Petal XXVI

10 2 3
                                    

Prompt: Buat cerita dengan karakter yang memiliki MBTI sama seperti kalian.

🍃🍃🍃

Jangan tanya bagaimana aku bisa sampai Tennessee. Aku sendiri hanya bisa ber-hah-hoh ria, pun RI di sebelahku tercengang.

"Jadi ini anomali?" tanya RI. "Bisa teleportasi ke belahan lain dunia nyata?"

"Bukan! Ini halu!" seruku. "Tapi mana aku tahu, bakal ada latar Amerika di ...."

".... Kok gantung?"

"RI!" seruku antusias. "Apa ini maksudnya, aku bakal bikin cerita yang latarnya Amerika?"

"Mana aku tahu?" RI menghindari tanganku yang menggapai, hendak mengguncangnya.

"Mumpung kita di sini!" Aku masih jingkrak-jingkrak. "Ayo ke Rocky Mountain!"

"Rocky Mountain itu lebih dari seribu mil dari sini," ujar RI kalem. "Kamu sanggup jalan ke sana?"

" 'Kan ada ... eh ...."

Benar juga. Terra tak tampak di sini, hanya ada aku dan RI. Tanpa ada Terra, aku immobile. Alias ... ya kali aku jalan kaki seribu mil!

"Terus, gimana caranya aku pergi dari sini?" Aku berputar-putar frustrasi.

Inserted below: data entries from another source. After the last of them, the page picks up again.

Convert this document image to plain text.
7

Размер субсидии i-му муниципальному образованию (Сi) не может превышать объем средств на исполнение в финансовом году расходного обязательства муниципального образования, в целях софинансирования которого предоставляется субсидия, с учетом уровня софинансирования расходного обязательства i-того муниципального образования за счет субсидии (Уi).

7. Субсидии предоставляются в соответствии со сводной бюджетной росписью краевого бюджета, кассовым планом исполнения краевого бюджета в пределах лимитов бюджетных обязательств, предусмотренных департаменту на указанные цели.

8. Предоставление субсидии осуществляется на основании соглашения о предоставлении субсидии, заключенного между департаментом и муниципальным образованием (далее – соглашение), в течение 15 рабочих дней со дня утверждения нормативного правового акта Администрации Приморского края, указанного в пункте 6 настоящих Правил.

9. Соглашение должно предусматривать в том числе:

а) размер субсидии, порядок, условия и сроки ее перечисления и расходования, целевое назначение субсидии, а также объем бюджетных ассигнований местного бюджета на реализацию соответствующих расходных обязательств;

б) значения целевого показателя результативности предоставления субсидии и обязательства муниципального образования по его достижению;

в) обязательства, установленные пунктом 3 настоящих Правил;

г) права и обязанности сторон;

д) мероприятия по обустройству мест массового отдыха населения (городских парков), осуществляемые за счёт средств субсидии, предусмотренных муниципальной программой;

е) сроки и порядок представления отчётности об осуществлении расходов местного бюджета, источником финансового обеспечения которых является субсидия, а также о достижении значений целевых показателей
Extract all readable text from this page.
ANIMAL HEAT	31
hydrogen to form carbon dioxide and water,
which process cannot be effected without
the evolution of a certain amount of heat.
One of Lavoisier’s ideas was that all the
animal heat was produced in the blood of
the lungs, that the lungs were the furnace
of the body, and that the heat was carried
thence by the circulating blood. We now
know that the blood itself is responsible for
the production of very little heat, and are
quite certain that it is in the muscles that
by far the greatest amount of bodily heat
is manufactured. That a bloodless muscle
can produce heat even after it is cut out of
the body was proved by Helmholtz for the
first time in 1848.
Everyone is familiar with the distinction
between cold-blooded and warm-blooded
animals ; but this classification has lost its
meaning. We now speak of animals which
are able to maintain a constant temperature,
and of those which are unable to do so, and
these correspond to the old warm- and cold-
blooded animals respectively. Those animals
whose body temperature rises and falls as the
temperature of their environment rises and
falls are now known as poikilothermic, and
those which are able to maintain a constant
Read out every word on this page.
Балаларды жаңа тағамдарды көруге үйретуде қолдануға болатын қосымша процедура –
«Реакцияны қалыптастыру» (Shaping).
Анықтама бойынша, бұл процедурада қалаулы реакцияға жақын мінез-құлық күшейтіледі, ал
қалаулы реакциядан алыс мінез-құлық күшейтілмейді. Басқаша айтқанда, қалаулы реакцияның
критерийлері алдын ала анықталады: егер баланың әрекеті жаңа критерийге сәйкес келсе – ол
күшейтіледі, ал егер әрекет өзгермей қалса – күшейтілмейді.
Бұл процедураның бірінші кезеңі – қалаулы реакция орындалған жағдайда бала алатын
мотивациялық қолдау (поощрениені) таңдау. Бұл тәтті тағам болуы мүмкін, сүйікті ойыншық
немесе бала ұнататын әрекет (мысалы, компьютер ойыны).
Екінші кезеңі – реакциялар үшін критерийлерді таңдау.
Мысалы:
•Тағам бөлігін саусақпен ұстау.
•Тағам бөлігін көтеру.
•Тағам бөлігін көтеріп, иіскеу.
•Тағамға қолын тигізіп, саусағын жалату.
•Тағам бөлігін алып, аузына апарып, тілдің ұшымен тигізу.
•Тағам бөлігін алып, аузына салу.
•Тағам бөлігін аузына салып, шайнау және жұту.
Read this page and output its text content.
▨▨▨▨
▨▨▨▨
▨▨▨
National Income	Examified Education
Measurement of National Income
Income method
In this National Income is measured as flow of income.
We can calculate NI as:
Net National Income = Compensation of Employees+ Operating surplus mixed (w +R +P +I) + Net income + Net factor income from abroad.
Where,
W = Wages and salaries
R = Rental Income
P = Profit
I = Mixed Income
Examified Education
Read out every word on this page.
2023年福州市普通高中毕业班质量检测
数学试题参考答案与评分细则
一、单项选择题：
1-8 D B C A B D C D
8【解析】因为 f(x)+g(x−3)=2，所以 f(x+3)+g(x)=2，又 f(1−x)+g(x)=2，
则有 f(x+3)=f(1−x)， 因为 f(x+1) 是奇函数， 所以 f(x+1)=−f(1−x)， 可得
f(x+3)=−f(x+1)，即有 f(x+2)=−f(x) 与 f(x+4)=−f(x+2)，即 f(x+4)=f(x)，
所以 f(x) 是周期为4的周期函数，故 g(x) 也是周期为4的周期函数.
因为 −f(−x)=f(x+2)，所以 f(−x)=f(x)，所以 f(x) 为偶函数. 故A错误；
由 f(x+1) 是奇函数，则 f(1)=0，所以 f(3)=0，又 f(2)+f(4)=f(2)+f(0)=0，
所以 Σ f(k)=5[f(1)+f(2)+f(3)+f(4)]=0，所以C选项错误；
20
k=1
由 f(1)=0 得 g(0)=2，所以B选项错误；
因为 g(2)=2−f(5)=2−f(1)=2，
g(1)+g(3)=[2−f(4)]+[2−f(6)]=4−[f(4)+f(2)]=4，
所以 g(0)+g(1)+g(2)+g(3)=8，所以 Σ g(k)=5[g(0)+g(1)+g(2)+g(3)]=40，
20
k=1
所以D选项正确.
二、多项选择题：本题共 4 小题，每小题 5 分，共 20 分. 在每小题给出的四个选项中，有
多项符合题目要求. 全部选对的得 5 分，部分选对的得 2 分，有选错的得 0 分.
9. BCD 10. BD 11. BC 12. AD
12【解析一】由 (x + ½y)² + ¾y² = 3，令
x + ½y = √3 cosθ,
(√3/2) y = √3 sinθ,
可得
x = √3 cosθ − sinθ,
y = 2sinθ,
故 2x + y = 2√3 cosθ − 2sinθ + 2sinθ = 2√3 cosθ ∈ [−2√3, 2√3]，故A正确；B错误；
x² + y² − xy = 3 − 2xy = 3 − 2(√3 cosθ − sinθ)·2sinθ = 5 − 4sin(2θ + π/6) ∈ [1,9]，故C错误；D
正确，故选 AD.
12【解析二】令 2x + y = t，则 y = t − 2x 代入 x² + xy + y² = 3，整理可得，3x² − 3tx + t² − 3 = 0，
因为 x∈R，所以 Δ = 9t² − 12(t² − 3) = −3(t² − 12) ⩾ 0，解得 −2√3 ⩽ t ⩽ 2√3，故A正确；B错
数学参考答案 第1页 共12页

"Terbang, sini, sama aku," sahut RI dengan muka datarnya.

"Ogah! Masa aku digendong?"

"Siapa bilang digendong?"

Aku memilih tak menjawab. Kutatap pemandangan dari depan bangunan Tennessee State Prison yang sudah ambruk sebagian. Hanya ada jalanan lengang.

"Mungkin, di dalam sana, ada pemicunya." RI memecah suasana.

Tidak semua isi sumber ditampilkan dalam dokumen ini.